21. ”The discovery of a complete unified theory, therefore, may not aid the survival of our species. It may not even affect our life-style. But ever since the dawn of civilization, people have not been content to see events as unconnected and inexplicable. They have craved an understanding of the underlying order in the world. Today we still yearn to know why we are here and where we came from. Humanity's deepest desire for knowledge is justification enough for our continuing quest. And our goal is nothing less than a complete description of the universe we live in.”
22. ”The progress of the human race in understanding the universe has established a small corner of order in an increasingly disordered universe. If you remember every word in this book, your memory will have recorded about two million pieces of information: the order in your brain will have increased by about two million units. However, while you have been reading this book, you will have converted at least a thousand calories or ordered energy, in the form of food, into disordered energy, in the form of heat that you lose to the air around you by convection and sweat. This will increase the disorder of the universe by about twenty million million million million units - or about ten million million million times the increase in order in your brain - and that's if you remember everything in this book.”
23. “The universe has multiple histories, each one determined by a tiny nut.”
24. “The usual approach of science of constructing a mathematical model cannot answer the questions of why there should be a universe for the model to describe. Why does the universe go to all the bother of existing?”
25. “The whole history of science has been the gradual realization that events do not happen in an arbitrary manner, but that they reflect a certain underlying order, which may or may not be divinely inspired.”
26. “The world has changed far more in the last hundred years than in any previous century. The reason has not been new political or economic doctrines, but the vast developments in techonology made possible by advances in basic science. Who better symbolizes those advances than Albert Einstein?”
27. “To confine our attention to terrestrial matters would be to limit the human spirit.”

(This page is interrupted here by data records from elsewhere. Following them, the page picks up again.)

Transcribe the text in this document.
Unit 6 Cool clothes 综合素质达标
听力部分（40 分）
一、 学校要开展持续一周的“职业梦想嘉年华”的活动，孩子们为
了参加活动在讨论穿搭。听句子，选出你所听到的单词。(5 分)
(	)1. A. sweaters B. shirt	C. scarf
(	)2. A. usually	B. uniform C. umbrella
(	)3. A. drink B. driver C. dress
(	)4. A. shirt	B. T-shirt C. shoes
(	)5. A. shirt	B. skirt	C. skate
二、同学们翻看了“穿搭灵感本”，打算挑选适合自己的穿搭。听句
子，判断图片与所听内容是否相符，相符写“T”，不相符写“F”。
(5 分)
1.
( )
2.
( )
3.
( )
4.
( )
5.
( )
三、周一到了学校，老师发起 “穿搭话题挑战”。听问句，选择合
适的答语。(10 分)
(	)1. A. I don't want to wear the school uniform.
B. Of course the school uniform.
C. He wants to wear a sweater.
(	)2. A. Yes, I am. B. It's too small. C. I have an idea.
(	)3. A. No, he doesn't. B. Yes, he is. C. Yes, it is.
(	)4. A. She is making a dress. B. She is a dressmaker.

28. “Today scientists describe the universe in terms of two basic partial theories - the general theory of relativity and quantum mechanics... The general theory of relativity describes the force of gravity and the large-scale structure of the universe, that is, the structure on scales from only a few miles to as large as a million million million million (1 with twenty-four zeros after it) miles, the size of the observable universe. Quantum mechanics, on the other hands, deals with phenomena on extremely small scales, such as a millionth of a millionth of an inch. Unfortunately, however, these two theories are known to be inconsistent with each other - they cannot both be correct.”
29. “We are just an advanced breed of monkeys on a minor planet of a very average star. But we can understand the Universe. That makes us something very special.”
30. “We now know that every particle has an antiparticle, with which it can annihilate. There could be whole antiworlds and antipeople made out of antiparticles. However, if you meet your antiself, don't shake hands! You would both vanish in a great flash of light.”
31. "We see the universe the way it is because we exist."
32. “What is time? Is it an ever rolling stream that bears all our dreams away, as the old hymn says? Or is it a railroad track? Maybe it has loops and branches, so you can keep going forward and yet return to an earlier station on the line.”
33. “Why does the universe go to all the bother of existing? Is the unified theory so compelling that it brings about its own existence?”